Waking up has become a violent act. My soul is torn from the pit of worms and thrust back into my body, but the sensations linger. I spent the morning convinced I could still feel things squirming beneath my skin, an itching, crawling horror that no amount of scrubbing in the shower could wash away. The memory of being food is not one the mind easily releases.
When night fell, I did not fight it. My purpose, grim as it is, is the only solid thing in my life now. I closed my eyes and waited for Katha.

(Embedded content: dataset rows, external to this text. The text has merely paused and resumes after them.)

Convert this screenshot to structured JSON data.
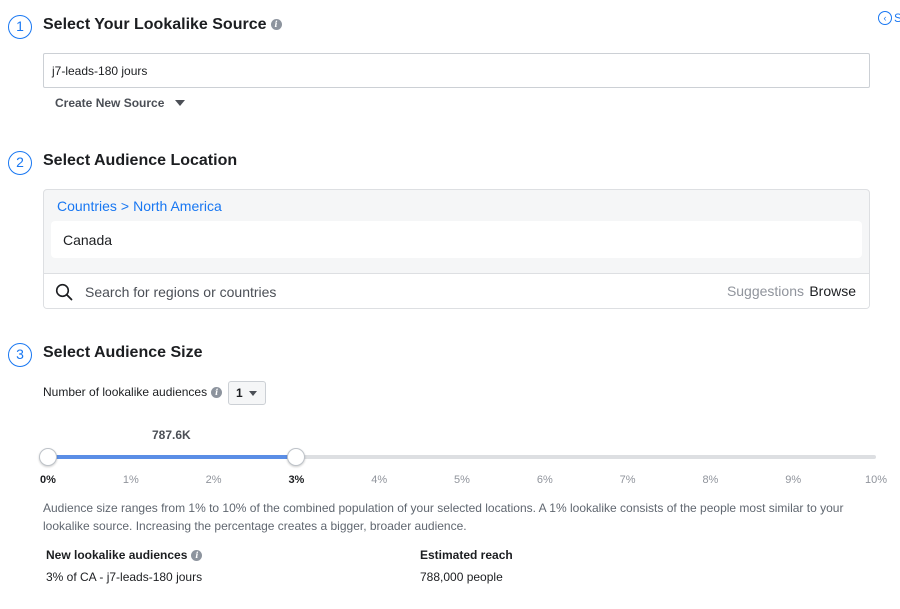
{
  "top_right_link": "S",
  "step1": {
    "number": "1",
    "title": "Select Your Lookalike Source",
    "source_value": "j7-leads-180 jours",
    "create_new_label": "Create New Source"
  },
  "step2": {
    "number": "2",
    "title": "Select Audience Location",
    "breadcrumb": [
      "Countries",
      "North America"
    ],
    "selected_country": "Canada",
    "search_placeholder": "Search for regions or countries",
    "suggestions_label": "Suggestions",
    "browse_label": "Browse"
  },
  "step3": {
    "number": "3",
    "title": "Select Audience Size",
    "num_audiences_label": "Number of lookalike audiences",
    "num_audiences_value": "1",
    "slider": {
      "reach_label": "787.6K",
      "range_start_percent": 0,
      "range_end_percent": 3,
      "ticks": [
        "0%",
        "1%",
        "2%",
        "3%",
        "4%",
        "5%",
        "6%",
        "7%",
        "8%",
        "9%",
        "10%"
      ]
    },
    "description": "Audience size ranges from 1% to 10% of the combined population of your selected locations. A 1% lookalike consists of the people most similar to your lookalike source. Increasing the percentage creates a bigger, broader audience.",
    "table": {
      "col1_header": "New lookalike audiences",
      "col2_header": "Estimated reach",
      "row": {
        "audience": "3% of CA - j7-leads-180 jours",
        "reach": "788,000 people"
      }
    }
  },
  "colors": {
    "accent": "#1877f2",
    "slider_fill": "#5b8ee6"
  }
}
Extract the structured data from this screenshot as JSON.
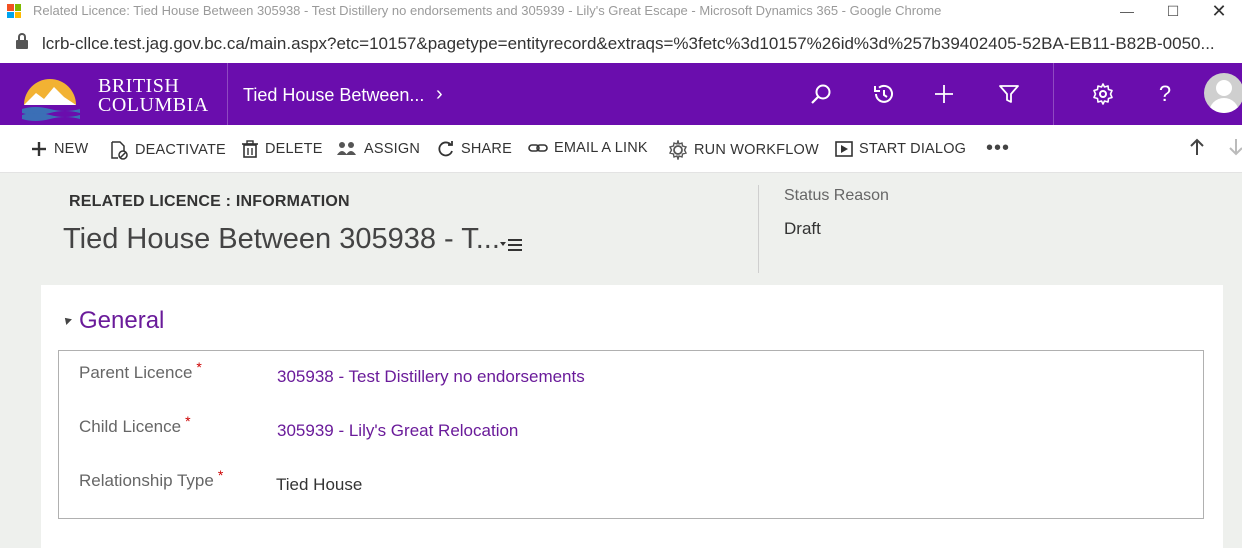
{
  "window": {
    "title": "Related Licence: Tied House Between 305938 - Test Distillery no endorsements and 305939 - Lily's Great Escape - Microsoft Dynamics 365 - Google Chrome"
  },
  "browser": {
    "url": "lcrb-cllce.test.jag.gov.bc.ca/main.aspx?etc=10157&pagetype=entityrecord&extraqs=%3fetc%3d10157%26id%3d%257b39402405-52BA-EB11-B82B-0050..."
  },
  "nav": {
    "logo_line1": "BRITISH",
    "logo_line2": "COLUMBIA",
    "breadcrumb": "Tied House Between...",
    "chevron": "›"
  },
  "commands": {
    "new": "NEW",
    "deactivate": "DEACTIVATE",
    "delete": "DELETE",
    "assign": "ASSIGN",
    "share": "SHARE",
    "email_link": "EMAIL A LINK",
    "run_workflow": "RUN WORKFLOW",
    "start_dialog": "START DIALOG",
    "more": "•••"
  },
  "header": {
    "entity_label": "RELATED LICENCE : INFORMATION",
    "record_title": "Tied House Between 305938 - T...",
    "status_label": "Status Reason",
    "status_value": "Draft"
  },
  "section": {
    "title": "General"
  },
  "fields": {
    "parent_label": "Parent Licence",
    "parent_value": "305938 - Test Distillery no endorsements",
    "child_label": "Child Licence",
    "child_value": "305939 - Lily's Great Relocation",
    "type_label": "Relationship Type",
    "type_value": "Tied House",
    "required_mark": "*"
  },
  "colors": {
    "nav_purple": "#6a0dad",
    "link_purple": "#6a1b9a",
    "required_red": "#cc0000"
  }
}
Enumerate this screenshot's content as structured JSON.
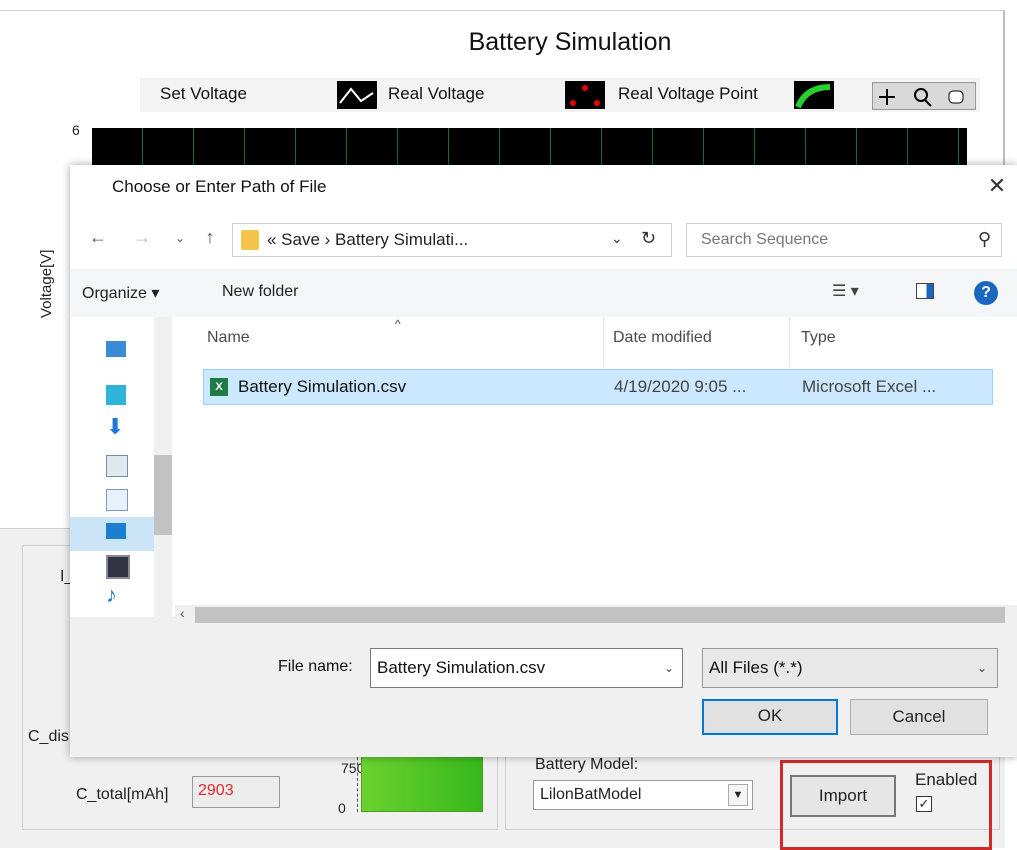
{
  "app": {
    "title": "Battery Simulation",
    "legend": {
      "set_voltage": "Set Voltage",
      "real_voltage": "Real Voltage",
      "real_voltage_point": "Real Voltage Point"
    },
    "y_axis_label": "Voltage[V]",
    "y_tick_top": "6",
    "cut_label_i": "I_",
    "cut_label_c": "C_dis",
    "c_total_label": "C_total[mAh]",
    "c_total_value": "2903",
    "gauge_zero": "0",
    "gauge_tick": "750",
    "battery_model_label": "Battery Model:",
    "battery_model_value": "LilonBatModel",
    "import_label": "Import",
    "enabled_label": "Enabled",
    "enabled_checked": true,
    "colors": {
      "highlight": "#d02a2a",
      "gauge": "#5ccf28",
      "value_red": "#e0292e"
    }
  },
  "dialog": {
    "title": "Choose or Enter Path of File",
    "breadcrumb": "«  Save  ›  Battery Simulati...",
    "search_placeholder": "Search Sequence",
    "toolbar": {
      "organize": "Organize ▾",
      "new_folder": "New folder"
    },
    "columns": {
      "name": "Name",
      "date": "Date modified",
      "type": "Type"
    },
    "files": [
      {
        "name": "Battery Simulation.csv",
        "date": "4/19/2020 9:05 ...",
        "type": "Microsoft Excel ..."
      }
    ],
    "file_name_label": "File name:",
    "file_name_value": "Battery Simulation.csv",
    "filter_value": "All Files (*.*)",
    "ok_label": "OK",
    "cancel_label": "Cancel"
  }
}
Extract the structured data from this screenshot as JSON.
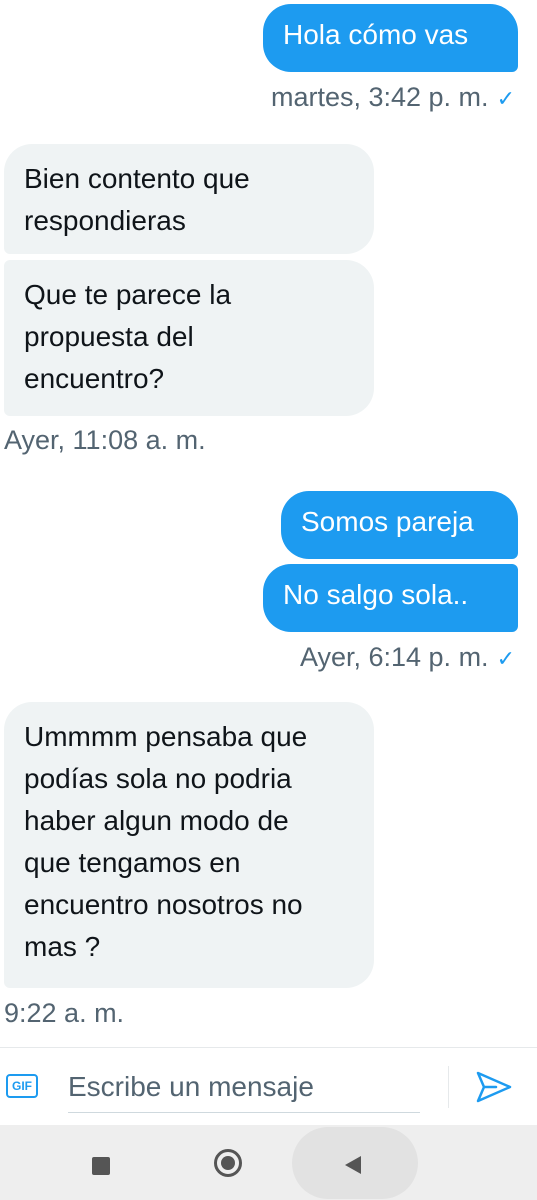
{
  "messages": [
    {
      "id": "m1",
      "direction": "sent",
      "text": "Hola cómo vas"
    },
    {
      "id": "m2",
      "direction": "received",
      "text": "Bien contento que\nrespondieras"
    },
    {
      "id": "m3",
      "direction": "received",
      "text": "Que te parece la\npropuesta del\nencuentro?"
    },
    {
      "id": "m4",
      "direction": "sent",
      "text": "Somos pareja"
    },
    {
      "id": "m5",
      "direction": "sent",
      "text": "No salgo sola.."
    },
    {
      "id": "m6",
      "direction": "received",
      "text": "Ummmm pensaba que\npodías sola no podria\nhaber algun modo de\nque tengamos en\nencuentro nosotros no\nmas ?"
    }
  ],
  "timestamps": {
    "t1": "martes, 3:42 p. m.",
    "t2": "Ayer, 11:08 a. m.",
    "t3": "Ayer, 6:14 p. m.",
    "t4": "9:22 a. m."
  },
  "read_mark": "✓",
  "composer": {
    "gif_label": "GIF",
    "placeholder": "Escribe un mensaje"
  },
  "colors": {
    "sent_bubble": "#1d9bf0",
    "received_bubble": "#eff3f4",
    "meta_text": "#536471"
  }
}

The plunge was immediate. I was Maya again, my soul-body still bearing the phantom bites of a million worms. The Yamduts dragged me from the stinking pit of Krumibhojan, and the landscape shifted once more. The damp, earthy rot was replaced by a dry, searing heat and the rhythmic, clanging sound of metal on metal.
We were in a vast, cavernous forge. The air was thick with the smell of hot iron and burning coals. All around me, Yamduts stood over anvils, their monstrous forms silhouetted against the glow of fiery pits.

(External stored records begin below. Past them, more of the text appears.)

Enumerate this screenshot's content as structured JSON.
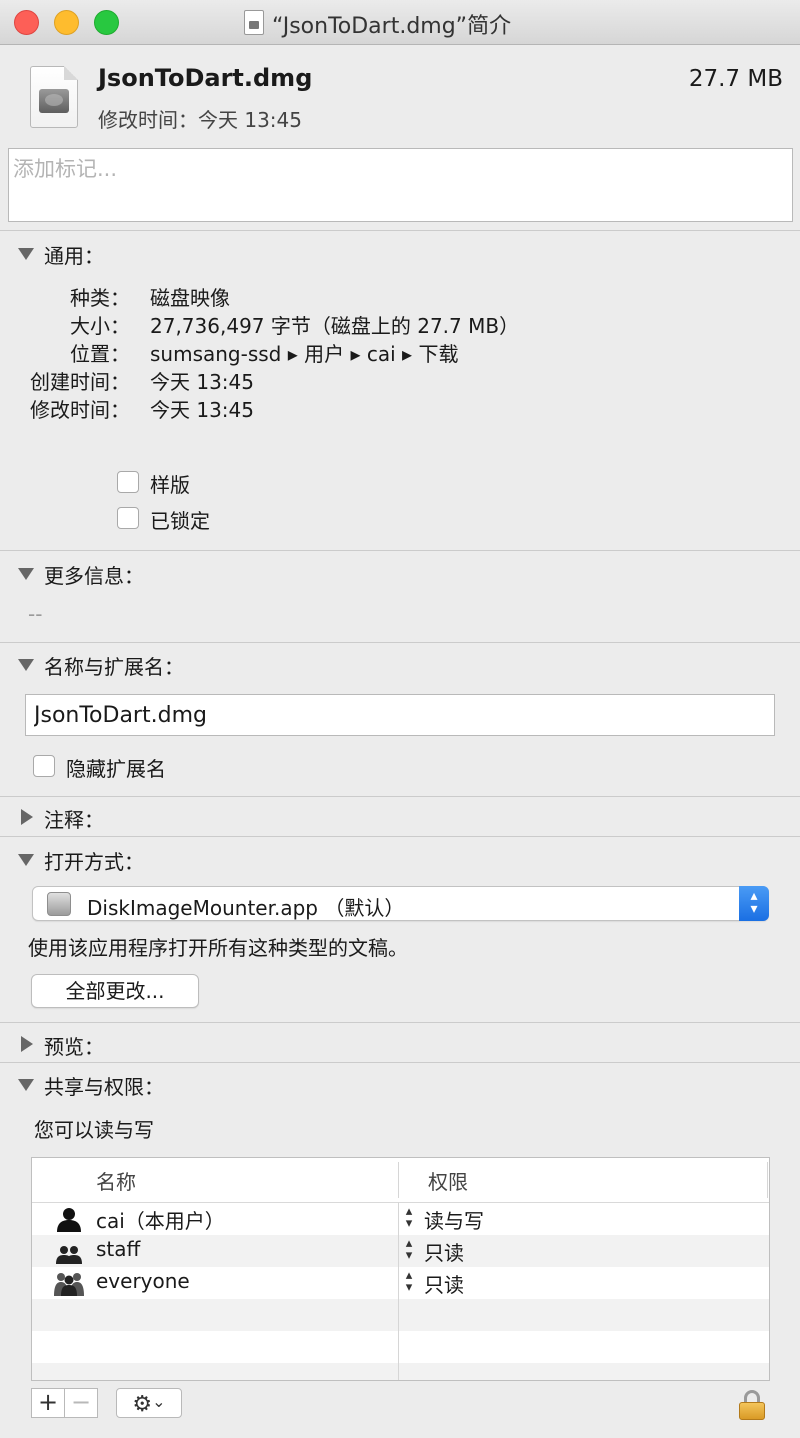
{
  "window": {
    "title": "“JsonToDart.dmg”简介"
  },
  "header": {
    "filename": "JsonToDart.dmg",
    "size": "27.7 MB",
    "modified": "修改时间：今天 13:45"
  },
  "tags": {
    "placeholder": "添加标记..."
  },
  "general": {
    "title": "通用：",
    "rows": [
      {
        "label": "种类：",
        "value": "磁盘映像"
      },
      {
        "label": "大小：",
        "value": "27,736,497 字节（磁盘上的 27.7 MB）"
      },
      {
        "label": "位置：",
        "value": "sumsang-ssd ▸ 用户 ▸ cai ▸ 下载"
      },
      {
        "label": "创建时间：",
        "value": "今天 13:45"
      },
      {
        "label": "修改时间：",
        "value": "今天 13:45"
      }
    ],
    "stationery_label": "样版",
    "locked_label": "已锁定"
  },
  "more_info": {
    "title": "更多信息：",
    "value": "--"
  },
  "name_ext": {
    "title": "名称与扩展名：",
    "value": "JsonToDart.dmg",
    "hide_ext_label": "隐藏扩展名"
  },
  "comments": {
    "title": "注释："
  },
  "open_with": {
    "title": "打开方式：",
    "app": "DiskImageMounter.app （默认）",
    "description": "使用该应用程序打开所有这种类型的文稿。",
    "change_all_label": "全部更改..."
  },
  "preview": {
    "title": "预览："
  },
  "sharing": {
    "title": "共享与权限：",
    "summary": "您可以读与写",
    "col_name": "名称",
    "col_privilege": "权限",
    "rows": [
      {
        "name": "cai（本用户）",
        "privilege": "读与写",
        "icon": "single-user-icon"
      },
      {
        "name": "staff",
        "privilege": "只读",
        "icon": "group-icon"
      },
      {
        "name": "everyone",
        "privilege": "只读",
        "icon": "everyone-icon"
      }
    ]
  },
  "toolbar": {
    "add_symbol": "+",
    "remove_symbol": "−",
    "gear_symbol": "⚙",
    "chevron_symbol": "⌄"
  },
  "colors": {
    "accent": "#1a6fe3",
    "window_bg": "#ececec"
  }
}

But they were not forging weapons. They were tormenting souls.
This was Sandash, the Hell of Pincers.
In their hands, they held enormous, iron tongs and pincers, the ends glowing cherry-red from the heat of the forges. They would pluck other souls from the ground, their forms writhing and screaming, and with a terrifying, methodical precision, they would begin to tear them apart.
“This Naraka is for thieves,” a Yamdut’s voice boomed over the clang of metal. “Not just the common burglar, but for all who take what is not rightfully theirs. The businessman who cheats his partner. The student who cheats on an exam. The friend who steals another’s idea. The politician who steals the people’s trust.”

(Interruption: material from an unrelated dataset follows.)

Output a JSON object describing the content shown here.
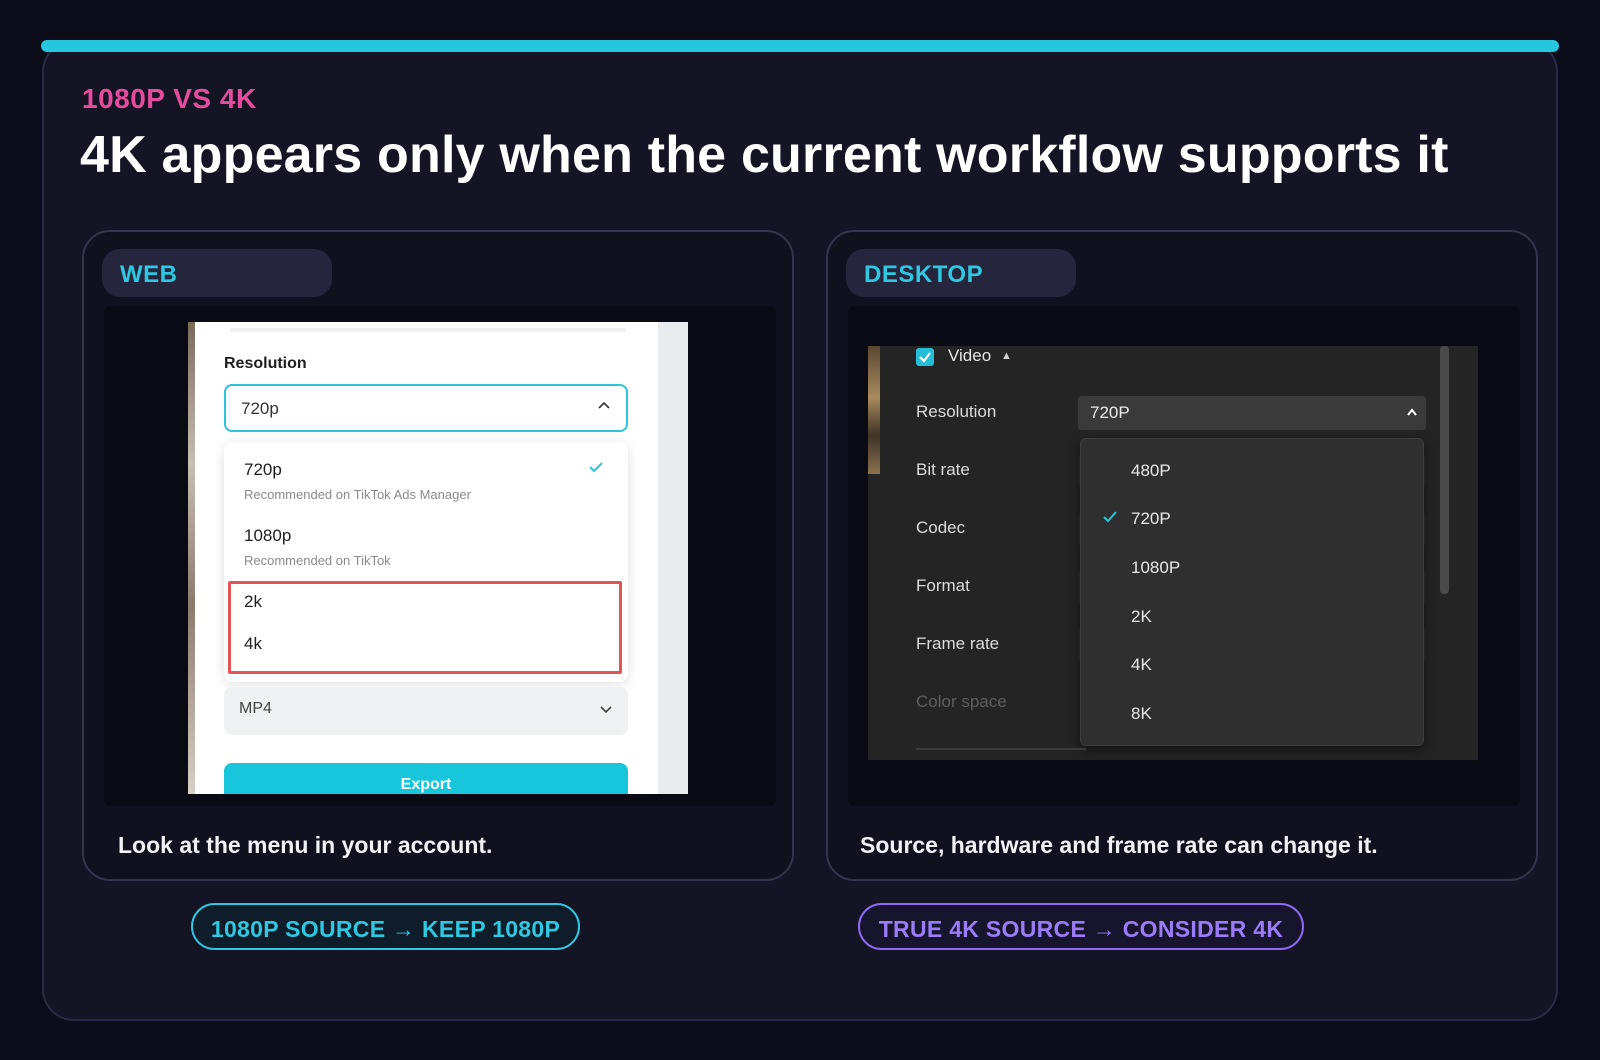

They dragged me forward. Two Yamduts grabbed me, holding my soul-body fast. A third approached, holding a pair of red-hot pincers the size of my arm. The heat washed over me, a wave of pure agony before the metal even touched me.
It clamped the pincers onto the flesh of my thigh.
The pain was twofold. First, the searing burn of the hot metal, a fire that seemed to melt my very essence. Then, the Yamdut pulled. The tearing of my spiritual flesh was a pain so deep, so intimate, it felt like my identity was being ripped away. It tore off a piece of me and tossed it onto a pile of glowing embers, where it sizzled and dissolved.
Then, they did it again. And again. Each time, my body was made whole, only to be torn apart anew.
Tear. I see myself as Dimple in my office. A junior colleague, young and bright, has just pitched a brilliant marketing concept in a meeting. Later that day, I am in my boss’s office, presenting the same concept as my own. I remember the thrill of his praise, the satisfaction of stealing her idea and claiming it for myself. Here, a Yamdut’s pincers tear at my stomach, the seat of my ambition.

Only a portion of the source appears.